One of the many ironies in the history of technology is that at the very beginning, electric propulsion was competing more seriously with liquid fossils than it is today. And the fact that almost always someone else was the real inventor, from the lightbulb to the telephone to the roller skater, is their common thread, so to speak.

In the early 1960s, this thread ran through the inventor’s hands of the Belgian Étienne Lenoir. On the one hand, he invents a gas engine, which he presented for the first time 163 years ago, on January 23, 1860, and on the other hand, he then builds automobiles that are powered by it. However, he did not use city gas for his car engines as he did in the beginning, but a petroleum-air mixture produced by a primitive carburetor.

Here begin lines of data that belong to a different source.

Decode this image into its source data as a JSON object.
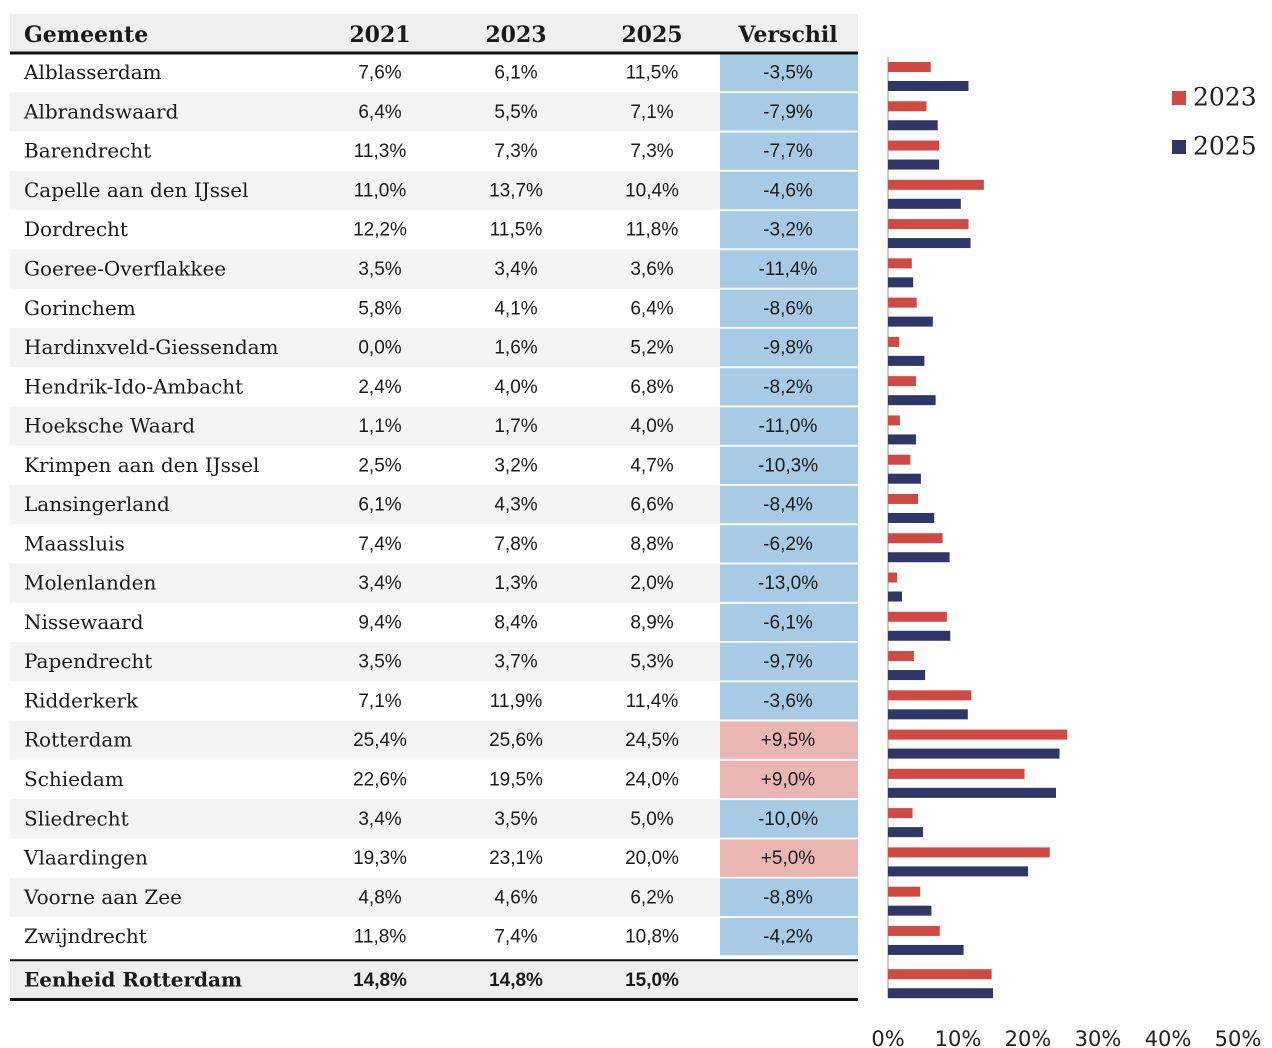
{
  "table": {
    "header": [
      "Gemeente",
      "2021",
      "2023",
      "2025",
      "Verschil"
    ],
    "rows": [
      [
        "Alblasserdam",
        "7,6%",
        "6,1%",
        "11,5%",
        "-3,5%"
      ],
      [
        "Albrandswaard",
        "6,4%",
        "5,5%",
        "7,1%",
        "-7,9%"
      ],
      [
        "Barendrecht",
        "11,3%",
        "7,3%",
        "7,3%",
        "-7,7%"
      ],
      [
        "Capelle aan den IJssel",
        "11,0%",
        "13,7%",
        "10,4%",
        "-4,6%"
      ],
      [
        "Dordrecht",
        "12,2%",
        "11,5%",
        "11,8%",
        "-3,2%"
      ],
      [
        "Goeree-Overflakkee",
        "3,5%",
        "3,4%",
        "3,6%",
        "-11,4%"
      ],
      [
        "Gorinchem",
        "5,8%",
        "4,1%",
        "6,4%",
        "-8,6%"
      ],
      [
        "Hardinxveld-Giessendam",
        "0,0%",
        "1,6%",
        "5,2%",
        "-9,8%"
      ],
      [
        "Hendrik-Ido-Ambacht",
        "2,4%",
        "4,0%",
        "6,8%",
        "-8,2%"
      ],
      [
        "Hoeksche Waard",
        "1,1%",
        "1,7%",
        "4,0%",
        "-11,0%"
      ],
      [
        "Krimpen aan den IJssel",
        "2,5%",
        "3,2%",
        "4,7%",
        "-10,3%"
      ],
      [
        "Lansingerland",
        "6,1%",
        "4,3%",
        "6,6%",
        "-8,4%"
      ],
      [
        "Maassluis",
        "7,4%",
        "7,8%",
        "8,8%",
        "-6,2%"
      ],
      [
        "Molenlanden",
        "3,4%",
        "1,3%",
        "2,0%",
        "-13,0%"
      ],
      [
        "Nissewaard",
        "9,4%",
        "8,4%",
        "8,9%",
        "-6,1%"
      ],
      [
        "Papendrecht",
        "3,5%",
        "3,7%",
        "5,3%",
        "-9,7%"
      ],
      [
        "Ridderkerk",
        "7,1%",
        "11,9%",
        "11,4%",
        "-3,6%"
      ],
      [
        "Rotterdam",
        "25,4%",
        "25,6%",
        "24,5%",
        "+9,5%"
      ],
      [
        "Schiedam",
        "22,6%",
        "19,5%",
        "24,0%",
        "+9,0%"
      ],
      [
        "Sliedrecht",
        "3,4%",
        "3,5%",
        "5,0%",
        "-10,0%"
      ],
      [
        "Vlaardingen",
        "19,3%",
        "23,1%",
        "20,0%",
        "+5,0%"
      ],
      [
        "Voorne aan Zee",
        "4,8%",
        "4,6%",
        "6,2%",
        "-8,8%"
      ],
      [
        "Zwijndrecht",
        "11,8%",
        "7,4%",
        "10,8%",
        "-4,2%"
      ]
    ],
    "verschil_colors": [
      "#a7cbe5",
      "#a7cbe5",
      "#a7cbe5",
      "#a7cbe5",
      "#a7cbe5",
      "#a7cbe5",
      "#a7cbe5",
      "#a7cbe5",
      "#a7cbe5",
      "#a7cbe5",
      "#a7cbe5",
      "#a7cbe5",
      "#a7cbe5",
      "#a7cbe5",
      "#a7cbe5",
      "#a7cbe5",
      "#a7cbe5",
      "#e9b6b4",
      "#e9b6b4",
      "#a7cbe5",
      "#e9b6b4",
      "#a7cbe5",
      "#a7cbe5"
    ],
    "total": [
      "Eenheid Rotterdam",
      "14,8%",
      "14,8%",
      "15,0%"
    ]
  },
  "chart_data": {
    "type": "bar",
    "orientation": "horizontal",
    "series": [
      {
        "name": "2023",
        "color": "#cf4a43",
        "values": [
          6.1,
          5.5,
          7.3,
          13.7,
          11.5,
          3.4,
          4.1,
          1.6,
          4.0,
          1.7,
          3.2,
          4.3,
          7.8,
          1.3,
          8.4,
          3.7,
          11.9,
          25.6,
          19.5,
          3.5,
          23.1,
          4.6,
          7.4,
          14.8
        ]
      },
      {
        "name": "2025",
        "color": "#2f3768",
        "values": [
          11.5,
          7.1,
          7.3,
          10.4,
          11.8,
          3.6,
          6.4,
          5.2,
          6.8,
          4.0,
          4.7,
          6.6,
          8.8,
          2.0,
          8.9,
          5.3,
          11.4,
          24.5,
          24.0,
          5.0,
          20.0,
          6.2,
          10.8,
          15.0
        ]
      }
    ],
    "xlim": [
      0,
      50
    ],
    "xticks": [
      {
        "value": 0,
        "label": "0%"
      },
      {
        "value": 10,
        "label": "10%"
      },
      {
        "value": 20,
        "label": "20%"
      },
      {
        "value": 30,
        "label": "30%"
      },
      {
        "value": 40,
        "label": "40%"
      },
      {
        "value": 50,
        "label": "50%"
      }
    ]
  }
}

Lenoir was early, Otto was better

Even Nikolaus Otto, inventor of the gasoline-powered internal combustion engine named after him, initially built gas piston engines. And the petrol engine, which is still widespread today, is only a further development of that design from 1867 and uses a fuel-air mixture that comes from the carburetor.

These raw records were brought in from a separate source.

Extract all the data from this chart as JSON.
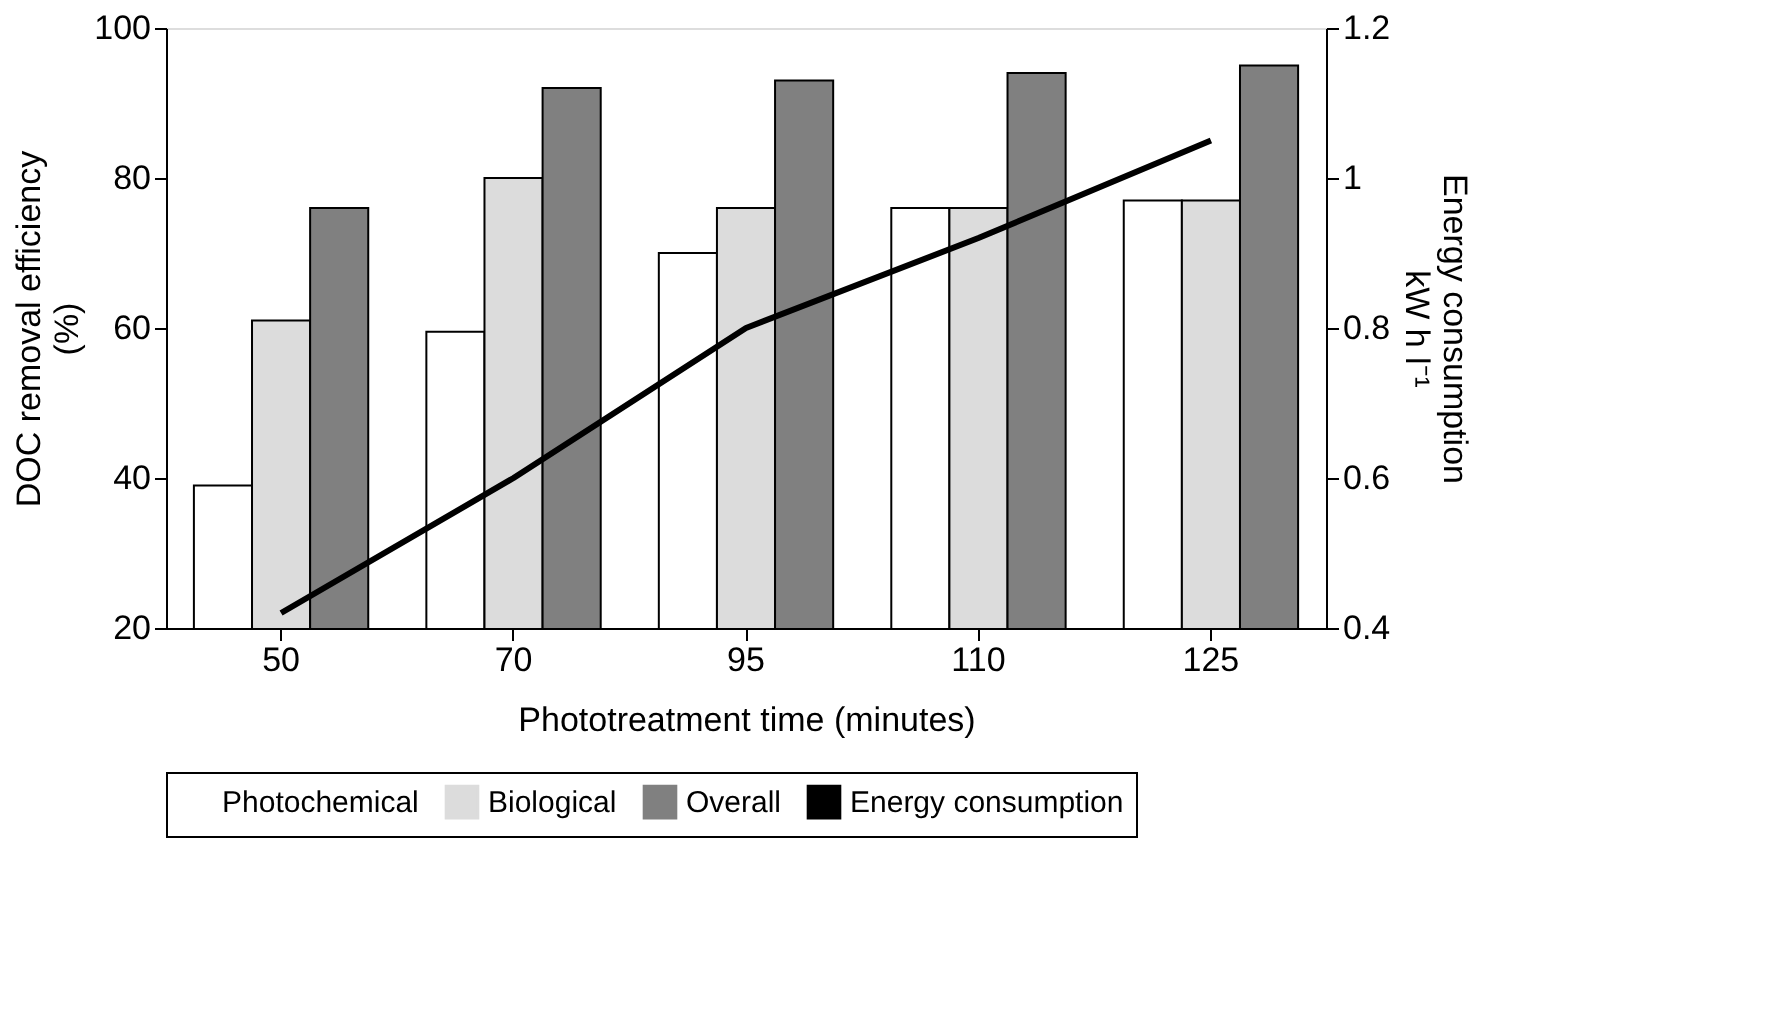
{
  "chart_data": {
    "type": "bar",
    "xlabel": "Phototreatment time (minutes)",
    "ylabel": "DOC removal efficiency\n(%)",
    "y2label": "Energy consumption\nkW h l⁻¹",
    "categories": [
      "50",
      "70",
      "95",
      "110",
      "125"
    ],
    "series": [
      {
        "name": "Photochemical",
        "color": "#ffffff",
        "values": [
          39,
          59.5,
          70,
          76,
          77
        ]
      },
      {
        "name": "Biological",
        "color": "#dcdcdc",
        "values": [
          61,
          80,
          76,
          76,
          77
        ]
      },
      {
        "name": "Overall",
        "color": "#808080",
        "values": [
          76,
          92,
          93,
          94,
          95
        ]
      },
      {
        "name": "Energy consumption",
        "type": "line",
        "axis": "y2",
        "color": "#000000",
        "values": [
          0.42,
          0.6,
          0.8,
          0.92,
          1.05
        ]
      }
    ],
    "ylim": [
      20,
      100
    ],
    "yticks": [
      20,
      40,
      60,
      80,
      100
    ],
    "y2lim": [
      0.4,
      1.2
    ],
    "y2ticks": [
      0.4,
      0.6,
      0.8,
      {
        "value": 1,
        "label": "1"
      },
      1.2
    ],
    "grid": false,
    "legend": "bottom",
    "marker": "none",
    "line_style": "solid"
  }
}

Belgian engineer without a degree: Jean Joseph Etienne Lenoir, 1822 - 1900. Photo from ca. 1870.
Belgian engineer without a degree: Jean Joseph Etienne Lenoir, 1822 – 1900. Photo from ca. 1870.
© imago images/Classic Vision / Classic Vision via www.imago-ima

Lenoir ungrudgingly recognized the superiority of Otto’s development. He is said to have even described his own engine as a “monstrosity” in comparison.

Then just tan leather

However, Lenoir did not invent the gas engine itself. As early as the late 18th century, two gentlemen named John Barber and Robert Street applied for patents on machines that used the explosive power of previously gasified solid or liquid fuel.

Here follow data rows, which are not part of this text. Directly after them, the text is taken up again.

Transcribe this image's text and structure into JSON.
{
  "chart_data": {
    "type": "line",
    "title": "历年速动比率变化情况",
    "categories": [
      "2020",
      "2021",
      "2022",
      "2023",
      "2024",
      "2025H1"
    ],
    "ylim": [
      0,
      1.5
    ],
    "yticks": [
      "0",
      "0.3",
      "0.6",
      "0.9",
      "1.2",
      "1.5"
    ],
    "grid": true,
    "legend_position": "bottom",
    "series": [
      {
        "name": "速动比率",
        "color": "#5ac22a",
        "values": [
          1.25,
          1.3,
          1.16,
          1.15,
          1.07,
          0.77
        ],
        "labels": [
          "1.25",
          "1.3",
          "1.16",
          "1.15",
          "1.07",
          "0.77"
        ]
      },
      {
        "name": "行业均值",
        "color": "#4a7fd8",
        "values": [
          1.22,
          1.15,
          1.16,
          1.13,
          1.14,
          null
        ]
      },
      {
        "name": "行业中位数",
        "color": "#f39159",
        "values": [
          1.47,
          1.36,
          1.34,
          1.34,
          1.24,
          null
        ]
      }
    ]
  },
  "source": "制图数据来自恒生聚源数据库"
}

Lenoir came from a poor background and made his first inventions – such as a process for enamelling dials – as a simple worker. Unlike many others who historically lost out with their ideas, Lenoir was successful and enterprising enough to be able to spend a carefree old age in Paris.

Numerous other inventions and further developments – from telegraph systems to processes for tanning leather – helped him. He is said to have liked to go fly-fishing on the Seine. The industrialization he himself had fueled and the contamination associated with it had evidently not progressed far enough.

Incidentally, before the gas engine, as you can probably already guess, he had unsuccessfully tried to build an electric motor.